Den Schlusspunkt setzte danach ein bemerkenswertes Schokoladendessert, bei dem die als Ganache, Mousse, Biskuit, Hippen und in flüssiger Form umgesetzten kakaowürzigen Komponenten zwar klar im Vordergrund standen, von Kumquat, karamellisierter Banane, Kalamansigel-Tupfen, exotischer Fruchtsauce und last but not least einem Olivenöleis aber so sanft und behutsam geklärt wurden, dass das alles nochmal verblüffend lockerflockig und leicht über den Gaumen tänzelte. Die Pâtisserie bei Christian Bau setzt also ebenfalls nach wie vor Benchmarks, was final auch von den Petits fours, allen voran einer süchtig machenden Mini-Apfeltarte mit Rumsahne, dick unterstrichen wurde.
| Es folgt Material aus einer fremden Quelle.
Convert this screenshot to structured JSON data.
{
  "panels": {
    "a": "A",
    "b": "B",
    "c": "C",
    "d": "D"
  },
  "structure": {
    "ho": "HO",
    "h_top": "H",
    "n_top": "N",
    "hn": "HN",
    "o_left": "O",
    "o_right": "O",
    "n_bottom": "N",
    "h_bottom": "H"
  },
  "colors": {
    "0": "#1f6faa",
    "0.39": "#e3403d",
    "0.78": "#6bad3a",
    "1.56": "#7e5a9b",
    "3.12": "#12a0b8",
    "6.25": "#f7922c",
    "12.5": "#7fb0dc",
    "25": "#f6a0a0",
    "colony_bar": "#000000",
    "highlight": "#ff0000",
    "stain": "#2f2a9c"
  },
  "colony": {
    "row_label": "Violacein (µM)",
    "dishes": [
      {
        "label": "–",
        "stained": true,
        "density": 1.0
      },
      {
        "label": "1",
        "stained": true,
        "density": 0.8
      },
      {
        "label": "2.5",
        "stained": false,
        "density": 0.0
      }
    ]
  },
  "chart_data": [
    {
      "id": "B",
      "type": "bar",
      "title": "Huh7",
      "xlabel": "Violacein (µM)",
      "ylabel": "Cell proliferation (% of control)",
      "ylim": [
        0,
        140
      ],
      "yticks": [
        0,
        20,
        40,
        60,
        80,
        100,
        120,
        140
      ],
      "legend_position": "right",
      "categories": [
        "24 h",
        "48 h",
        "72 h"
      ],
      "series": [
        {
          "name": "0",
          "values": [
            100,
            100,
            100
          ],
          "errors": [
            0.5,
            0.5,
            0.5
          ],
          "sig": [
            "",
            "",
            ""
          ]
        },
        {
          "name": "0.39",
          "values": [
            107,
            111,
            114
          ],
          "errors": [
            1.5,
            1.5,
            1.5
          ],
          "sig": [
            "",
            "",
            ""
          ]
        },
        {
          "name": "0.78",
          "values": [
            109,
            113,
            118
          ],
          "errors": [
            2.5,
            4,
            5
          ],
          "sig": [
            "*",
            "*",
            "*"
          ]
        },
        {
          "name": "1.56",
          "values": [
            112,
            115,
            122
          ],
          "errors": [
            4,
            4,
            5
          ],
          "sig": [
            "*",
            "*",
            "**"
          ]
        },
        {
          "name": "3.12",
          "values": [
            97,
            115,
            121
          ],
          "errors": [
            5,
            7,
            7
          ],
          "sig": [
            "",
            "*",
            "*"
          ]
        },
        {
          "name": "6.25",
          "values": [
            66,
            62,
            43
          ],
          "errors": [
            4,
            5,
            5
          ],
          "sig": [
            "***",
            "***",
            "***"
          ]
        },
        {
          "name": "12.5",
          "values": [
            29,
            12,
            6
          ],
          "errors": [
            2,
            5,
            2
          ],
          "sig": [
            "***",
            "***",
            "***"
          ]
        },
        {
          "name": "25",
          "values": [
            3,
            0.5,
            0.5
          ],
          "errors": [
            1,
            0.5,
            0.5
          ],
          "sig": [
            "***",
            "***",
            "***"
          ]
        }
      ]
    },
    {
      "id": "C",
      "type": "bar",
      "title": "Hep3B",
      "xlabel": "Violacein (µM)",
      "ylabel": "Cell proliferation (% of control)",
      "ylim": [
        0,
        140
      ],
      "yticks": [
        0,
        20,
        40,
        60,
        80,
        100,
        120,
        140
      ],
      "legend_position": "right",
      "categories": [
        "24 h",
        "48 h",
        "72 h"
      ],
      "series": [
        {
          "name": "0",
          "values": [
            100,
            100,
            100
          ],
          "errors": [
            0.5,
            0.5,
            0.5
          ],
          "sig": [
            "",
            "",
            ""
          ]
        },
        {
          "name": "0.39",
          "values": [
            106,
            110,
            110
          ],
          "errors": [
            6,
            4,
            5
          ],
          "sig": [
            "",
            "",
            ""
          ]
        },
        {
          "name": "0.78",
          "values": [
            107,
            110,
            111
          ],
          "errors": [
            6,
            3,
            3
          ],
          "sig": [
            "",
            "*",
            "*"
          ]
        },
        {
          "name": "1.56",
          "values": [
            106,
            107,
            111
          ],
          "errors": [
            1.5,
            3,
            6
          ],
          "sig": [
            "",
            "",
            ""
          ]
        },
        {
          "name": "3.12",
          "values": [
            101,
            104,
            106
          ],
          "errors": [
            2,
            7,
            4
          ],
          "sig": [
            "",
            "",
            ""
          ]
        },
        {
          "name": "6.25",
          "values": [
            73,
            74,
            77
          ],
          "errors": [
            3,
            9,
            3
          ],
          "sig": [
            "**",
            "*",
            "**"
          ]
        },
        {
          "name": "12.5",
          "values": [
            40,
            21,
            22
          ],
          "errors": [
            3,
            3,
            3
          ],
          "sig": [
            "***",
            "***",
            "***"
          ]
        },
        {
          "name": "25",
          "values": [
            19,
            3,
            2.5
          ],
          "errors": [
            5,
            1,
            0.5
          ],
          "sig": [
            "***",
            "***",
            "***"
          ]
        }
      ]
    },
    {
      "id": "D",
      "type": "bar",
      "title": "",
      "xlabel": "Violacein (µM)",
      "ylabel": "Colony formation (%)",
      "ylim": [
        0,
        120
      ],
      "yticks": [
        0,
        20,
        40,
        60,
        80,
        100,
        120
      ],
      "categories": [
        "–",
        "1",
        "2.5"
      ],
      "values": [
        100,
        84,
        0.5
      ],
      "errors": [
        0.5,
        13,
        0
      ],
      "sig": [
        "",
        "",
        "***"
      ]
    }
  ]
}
Das im Hintergrund weiterhin von der momentan in Mutterschutz stehenden Sommelière Nina Mann kuratierte Weinsortiment lässt hier ohnehin keine Wünsche übrig, aber auch die ausgesprochen schlanken und frischen alkoholfreien Begleitgetränke, die oft auf Teebasis zubereitet sind und sehr unaufdringlich, aber doch ausdrucksvoll ins jeweilige Match gehen, bieten auf diesem Feld hohes Niveau.